New York law adds an interesting wrinkle – although it prohibits discrimination against a smoker with respect to compensation and benefits, it goes on to provide that it is not discrimination to offer insurance with a different rate or coverage if based upon cost to the employer. So, state and local law has to be reviewed carefully.
The Reasons To Move Forward
While there are legal concerns with doing so, there are compelling reasons to implement a premium differential for smokers as opposed to non-smokers. But, what should an employer consider and do before putting such a program in place?
First, determine if the state in which you wish to implement a differential has any law which would make it illegal to do so. Even if such a law exists, all may not be lost as some state laws may be preempted by federal law.

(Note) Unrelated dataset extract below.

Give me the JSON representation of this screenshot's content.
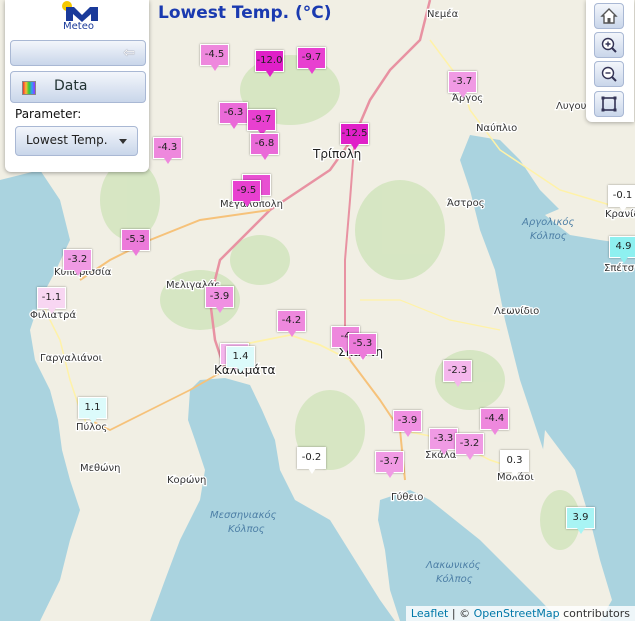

Second, upper management must be fully advised of the potential pitfalls as well as the benefits of adopting tiered premiums. This would include the costs associated with a wellness program.
Third, if you have a union, a premium differential for smokers would probably be a mandatory subject of bargaining. Unionized employers must then consider their bargaining obligations before implementation.
Fourth, establishing a compliant wellness program, with an attendant smoke-cessation program as well as alternative mechanisms for some smokers, are key components of any decision to impose a premium differential. There are numerous providers for such programs, often insurers, and the advice of an attorney would also be fruitful.
Fifth, once a program has been implemented, you should monitor the impact of the differential to determine if it results in a disparate impact upon employees in protected groups, such as minorities and specific ethnicities.
Sixth, give due consideration to an ongoing assessment of the impact of a premium differential on employee morale, productivity, and the overall culture of the workplace.
Even with the legal issues involved in charging smokers more for healthcare premiums, with effective wellness programs employers can, and have been, able to manage healthcare costs and enhance employee productivity. Smoking unquestionably has a deleterious effect not just upon overall health but also upon employee productivity; it’s good to know that there are programs and mechanisms you can use to enhance both for your employers.